A head of hair is 120,000 to 150,000 individual hairs that may be straight, curly, frizzy or smooth, short or medium length. Their movement is so complex it had never been successfully modeled before. However, cosmetics are not the only industry to be interested in modeling hair: the market for 3D animation and video games is also looking for a more realistic representation of the movement of hair on the heads of its heroes... Anticipating how hair will behave when wet, cut, or when it has grown is a real challenge. From the year 2000, after developing the first mathematical model of a single hair, the next stage was to model a strand and finally a full head of hair, in partnership with a INRI (French research institute specialising in computational sciences) laboratory in Grenoble, specialized in the representation of complex scenes. Success was achieved in 2006, with the development of a dynamic and configurable model of a head of hair. This world premiere opened up new fields of experience for L'Oréal's teams and gave them ideas for designing instrumental evaluation.

Virtually Yours
Text transcription of the video

A head of hair is made up of 150,000 individual hairs that can be straight, wavy, curly, frizzy, short or long. At the slightest movement or breeze, they each behave with a certain level of independence. Their movement is a natural phenomenon so complex, that no one has been able to create an equation or produce a comparable simulation. No one knows how to accurately predict the movement of a given head of hair or the bounce of a curl, or anticipate how hair will act when cut or wet or after it has grown. This is the challenge that L’Oréal group’s advanced research teams took on in the year 2000.

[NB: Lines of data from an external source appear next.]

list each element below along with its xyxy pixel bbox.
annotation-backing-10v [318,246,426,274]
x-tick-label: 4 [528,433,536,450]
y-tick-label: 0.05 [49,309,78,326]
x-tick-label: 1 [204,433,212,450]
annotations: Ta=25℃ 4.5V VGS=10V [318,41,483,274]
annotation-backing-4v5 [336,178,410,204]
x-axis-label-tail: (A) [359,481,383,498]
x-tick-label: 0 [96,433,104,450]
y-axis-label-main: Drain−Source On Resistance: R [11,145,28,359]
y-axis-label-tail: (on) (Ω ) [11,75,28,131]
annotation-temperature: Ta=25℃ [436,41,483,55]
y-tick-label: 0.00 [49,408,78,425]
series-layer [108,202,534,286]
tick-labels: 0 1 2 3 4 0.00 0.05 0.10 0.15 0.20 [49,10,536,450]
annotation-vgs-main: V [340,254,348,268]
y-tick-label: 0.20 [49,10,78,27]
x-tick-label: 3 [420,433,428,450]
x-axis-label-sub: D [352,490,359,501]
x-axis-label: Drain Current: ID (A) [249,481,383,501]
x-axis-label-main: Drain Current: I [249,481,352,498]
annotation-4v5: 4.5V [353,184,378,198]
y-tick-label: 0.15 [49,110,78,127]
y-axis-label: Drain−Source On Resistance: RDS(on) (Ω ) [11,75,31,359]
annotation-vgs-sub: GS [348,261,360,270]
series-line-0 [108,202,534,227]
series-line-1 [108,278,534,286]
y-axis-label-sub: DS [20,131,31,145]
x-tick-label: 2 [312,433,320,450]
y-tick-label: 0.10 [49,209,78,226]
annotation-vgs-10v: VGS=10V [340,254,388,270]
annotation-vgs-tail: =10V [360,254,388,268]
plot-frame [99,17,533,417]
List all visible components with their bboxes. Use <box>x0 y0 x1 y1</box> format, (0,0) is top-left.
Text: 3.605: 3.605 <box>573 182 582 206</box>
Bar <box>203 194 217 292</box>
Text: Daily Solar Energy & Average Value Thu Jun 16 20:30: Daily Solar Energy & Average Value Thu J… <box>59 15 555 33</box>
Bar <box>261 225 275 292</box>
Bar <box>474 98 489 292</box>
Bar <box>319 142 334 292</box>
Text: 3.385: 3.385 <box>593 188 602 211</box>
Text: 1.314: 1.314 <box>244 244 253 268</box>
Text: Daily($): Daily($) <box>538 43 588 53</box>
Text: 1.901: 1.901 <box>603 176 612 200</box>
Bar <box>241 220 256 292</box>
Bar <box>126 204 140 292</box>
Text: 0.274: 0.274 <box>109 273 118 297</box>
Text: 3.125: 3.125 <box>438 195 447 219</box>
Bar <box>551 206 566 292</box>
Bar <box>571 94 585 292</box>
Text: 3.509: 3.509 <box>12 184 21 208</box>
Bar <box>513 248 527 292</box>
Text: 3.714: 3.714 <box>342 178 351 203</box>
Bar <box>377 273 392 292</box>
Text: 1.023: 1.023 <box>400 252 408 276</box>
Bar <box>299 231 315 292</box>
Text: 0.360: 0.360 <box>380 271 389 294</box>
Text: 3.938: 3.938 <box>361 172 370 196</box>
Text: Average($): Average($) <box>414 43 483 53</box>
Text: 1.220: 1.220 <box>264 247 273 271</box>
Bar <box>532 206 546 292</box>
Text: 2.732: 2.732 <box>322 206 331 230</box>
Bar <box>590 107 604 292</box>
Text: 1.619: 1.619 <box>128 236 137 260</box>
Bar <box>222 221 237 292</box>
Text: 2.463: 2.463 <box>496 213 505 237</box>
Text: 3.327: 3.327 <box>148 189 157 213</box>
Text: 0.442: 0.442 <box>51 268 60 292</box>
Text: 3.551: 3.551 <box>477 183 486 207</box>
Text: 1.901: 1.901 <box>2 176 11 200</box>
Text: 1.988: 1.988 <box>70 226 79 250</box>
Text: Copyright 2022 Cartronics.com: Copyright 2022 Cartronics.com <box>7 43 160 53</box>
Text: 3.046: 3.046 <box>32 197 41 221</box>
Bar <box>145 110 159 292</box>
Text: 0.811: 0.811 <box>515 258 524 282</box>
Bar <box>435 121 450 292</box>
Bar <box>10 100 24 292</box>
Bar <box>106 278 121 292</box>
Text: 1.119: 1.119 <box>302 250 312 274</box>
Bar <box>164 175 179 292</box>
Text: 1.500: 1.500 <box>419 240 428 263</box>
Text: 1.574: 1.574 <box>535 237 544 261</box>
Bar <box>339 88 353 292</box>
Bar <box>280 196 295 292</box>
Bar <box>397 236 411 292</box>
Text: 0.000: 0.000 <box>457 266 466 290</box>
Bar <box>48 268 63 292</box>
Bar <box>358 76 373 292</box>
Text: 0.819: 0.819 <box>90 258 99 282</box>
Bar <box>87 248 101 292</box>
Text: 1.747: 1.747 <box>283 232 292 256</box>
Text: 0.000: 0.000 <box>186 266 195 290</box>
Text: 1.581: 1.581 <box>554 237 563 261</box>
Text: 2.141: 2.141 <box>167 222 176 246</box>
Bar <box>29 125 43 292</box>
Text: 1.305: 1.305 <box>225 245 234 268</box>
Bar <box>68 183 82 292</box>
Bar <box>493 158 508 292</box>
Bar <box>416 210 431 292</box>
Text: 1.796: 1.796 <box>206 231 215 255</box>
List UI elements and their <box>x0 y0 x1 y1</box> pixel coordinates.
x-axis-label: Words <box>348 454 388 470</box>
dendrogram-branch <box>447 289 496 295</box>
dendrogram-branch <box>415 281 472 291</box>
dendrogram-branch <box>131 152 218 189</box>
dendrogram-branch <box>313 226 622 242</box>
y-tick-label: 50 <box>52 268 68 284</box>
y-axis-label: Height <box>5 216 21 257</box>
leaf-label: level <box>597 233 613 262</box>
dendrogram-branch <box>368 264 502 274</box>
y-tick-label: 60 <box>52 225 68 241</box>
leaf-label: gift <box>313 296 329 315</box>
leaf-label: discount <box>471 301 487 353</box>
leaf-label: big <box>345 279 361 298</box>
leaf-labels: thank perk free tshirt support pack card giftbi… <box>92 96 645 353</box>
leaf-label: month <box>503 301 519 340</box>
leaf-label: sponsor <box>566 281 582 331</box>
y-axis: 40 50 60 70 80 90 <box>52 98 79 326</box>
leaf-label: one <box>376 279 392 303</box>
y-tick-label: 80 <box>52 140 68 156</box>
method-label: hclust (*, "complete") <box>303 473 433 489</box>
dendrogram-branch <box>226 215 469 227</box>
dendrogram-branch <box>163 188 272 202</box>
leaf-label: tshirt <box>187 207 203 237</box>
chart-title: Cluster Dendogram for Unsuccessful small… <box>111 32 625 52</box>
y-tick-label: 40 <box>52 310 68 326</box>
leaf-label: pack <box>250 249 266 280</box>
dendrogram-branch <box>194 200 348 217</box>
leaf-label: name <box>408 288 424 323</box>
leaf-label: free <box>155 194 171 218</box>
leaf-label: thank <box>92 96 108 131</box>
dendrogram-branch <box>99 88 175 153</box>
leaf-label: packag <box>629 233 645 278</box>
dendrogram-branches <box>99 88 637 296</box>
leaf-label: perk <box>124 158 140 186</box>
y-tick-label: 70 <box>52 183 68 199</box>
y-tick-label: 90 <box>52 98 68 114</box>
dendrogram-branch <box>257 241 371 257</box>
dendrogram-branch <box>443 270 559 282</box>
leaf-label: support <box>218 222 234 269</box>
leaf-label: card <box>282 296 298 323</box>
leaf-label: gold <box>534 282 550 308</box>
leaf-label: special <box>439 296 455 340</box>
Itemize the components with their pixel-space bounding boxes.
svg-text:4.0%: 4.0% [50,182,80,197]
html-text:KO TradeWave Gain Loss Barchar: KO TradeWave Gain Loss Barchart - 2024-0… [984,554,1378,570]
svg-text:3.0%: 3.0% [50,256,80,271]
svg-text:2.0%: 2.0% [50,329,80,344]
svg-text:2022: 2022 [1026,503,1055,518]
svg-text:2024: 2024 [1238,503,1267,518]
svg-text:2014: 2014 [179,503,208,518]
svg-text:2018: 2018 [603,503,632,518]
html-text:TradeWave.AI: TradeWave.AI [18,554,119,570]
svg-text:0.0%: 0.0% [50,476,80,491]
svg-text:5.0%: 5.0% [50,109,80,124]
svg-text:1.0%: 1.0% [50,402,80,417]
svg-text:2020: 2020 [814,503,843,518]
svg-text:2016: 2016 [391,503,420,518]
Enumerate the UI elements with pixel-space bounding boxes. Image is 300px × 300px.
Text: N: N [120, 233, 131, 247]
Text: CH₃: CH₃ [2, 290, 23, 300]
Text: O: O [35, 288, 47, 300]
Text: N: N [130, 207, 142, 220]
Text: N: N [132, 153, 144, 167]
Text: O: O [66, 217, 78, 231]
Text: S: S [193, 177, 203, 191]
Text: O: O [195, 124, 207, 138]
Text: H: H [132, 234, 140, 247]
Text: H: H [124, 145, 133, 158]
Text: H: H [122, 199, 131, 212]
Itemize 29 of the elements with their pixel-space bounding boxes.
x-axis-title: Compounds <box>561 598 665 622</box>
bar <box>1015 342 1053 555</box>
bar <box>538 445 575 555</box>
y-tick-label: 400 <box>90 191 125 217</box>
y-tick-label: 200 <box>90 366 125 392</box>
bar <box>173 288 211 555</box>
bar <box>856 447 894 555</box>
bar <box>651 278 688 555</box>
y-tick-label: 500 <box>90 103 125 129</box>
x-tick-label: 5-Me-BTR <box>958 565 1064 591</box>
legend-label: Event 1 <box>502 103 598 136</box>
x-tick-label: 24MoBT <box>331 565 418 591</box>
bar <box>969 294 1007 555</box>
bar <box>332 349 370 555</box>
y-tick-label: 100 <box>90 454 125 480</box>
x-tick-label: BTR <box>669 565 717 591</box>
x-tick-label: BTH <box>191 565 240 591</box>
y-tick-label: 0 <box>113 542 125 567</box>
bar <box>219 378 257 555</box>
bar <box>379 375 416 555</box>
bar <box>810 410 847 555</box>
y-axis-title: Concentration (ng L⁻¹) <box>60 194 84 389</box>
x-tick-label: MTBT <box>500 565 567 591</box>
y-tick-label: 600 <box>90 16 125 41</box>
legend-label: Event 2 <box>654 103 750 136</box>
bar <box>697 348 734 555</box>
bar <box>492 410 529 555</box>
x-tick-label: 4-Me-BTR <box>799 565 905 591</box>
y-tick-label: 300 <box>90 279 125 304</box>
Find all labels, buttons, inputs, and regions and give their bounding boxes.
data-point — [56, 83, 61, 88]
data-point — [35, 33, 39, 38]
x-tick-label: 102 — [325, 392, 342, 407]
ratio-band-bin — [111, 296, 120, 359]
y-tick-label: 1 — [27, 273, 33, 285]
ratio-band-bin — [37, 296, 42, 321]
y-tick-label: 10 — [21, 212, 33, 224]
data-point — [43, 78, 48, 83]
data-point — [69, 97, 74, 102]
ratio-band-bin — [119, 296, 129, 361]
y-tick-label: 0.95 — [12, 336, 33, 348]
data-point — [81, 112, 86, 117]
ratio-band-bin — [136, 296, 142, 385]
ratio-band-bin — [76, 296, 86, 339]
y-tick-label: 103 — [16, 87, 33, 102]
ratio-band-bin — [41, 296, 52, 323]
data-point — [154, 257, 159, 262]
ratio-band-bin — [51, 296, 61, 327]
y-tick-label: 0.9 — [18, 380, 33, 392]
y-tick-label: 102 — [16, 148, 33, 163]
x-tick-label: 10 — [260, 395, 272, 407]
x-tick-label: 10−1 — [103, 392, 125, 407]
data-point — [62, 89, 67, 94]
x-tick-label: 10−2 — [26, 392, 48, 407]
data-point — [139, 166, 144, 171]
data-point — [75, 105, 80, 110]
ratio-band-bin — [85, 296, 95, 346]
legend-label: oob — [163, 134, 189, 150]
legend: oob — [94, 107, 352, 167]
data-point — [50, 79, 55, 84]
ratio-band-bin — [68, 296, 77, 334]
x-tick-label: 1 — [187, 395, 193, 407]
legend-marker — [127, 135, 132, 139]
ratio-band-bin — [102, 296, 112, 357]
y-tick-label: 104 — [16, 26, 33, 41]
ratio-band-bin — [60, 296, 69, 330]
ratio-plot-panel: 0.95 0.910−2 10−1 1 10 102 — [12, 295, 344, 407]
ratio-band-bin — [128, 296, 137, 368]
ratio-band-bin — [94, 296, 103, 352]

The challenge was to link both static and dynamic form and properties to the intrinsic factors of hair. Faced with the complexity of the problem, L’Oréal entrusted a young researcher in mathematical physics with the task of creating a configurable static model that would describe the mechanical behavior of a single hair, whatever its ethnicity.

But expanding this model to a full head of hair entailed other difficulties.

There was the issue of hair-to-hair interaction, as well as the issue of contact with the head and shoulders.

Our proposition was to settle for mechanically animating 100 to 200 guide hairs depending on hair type, then to use a combination of interpolation and extrapolation methods to be able to move onto a full head of hair, displaying thousands of strands.

The static simulation was a perfect representation of reality. However, a dynamic version remained volatile.

With the integration of the super helix model in the spring of 2006, a dynamic, configurable model of a full head of hair finally saw the light of day.

The gamble paid off. This new tool is the first in the world, paving the way for tremendous experiments by the research teams of L’Oréal.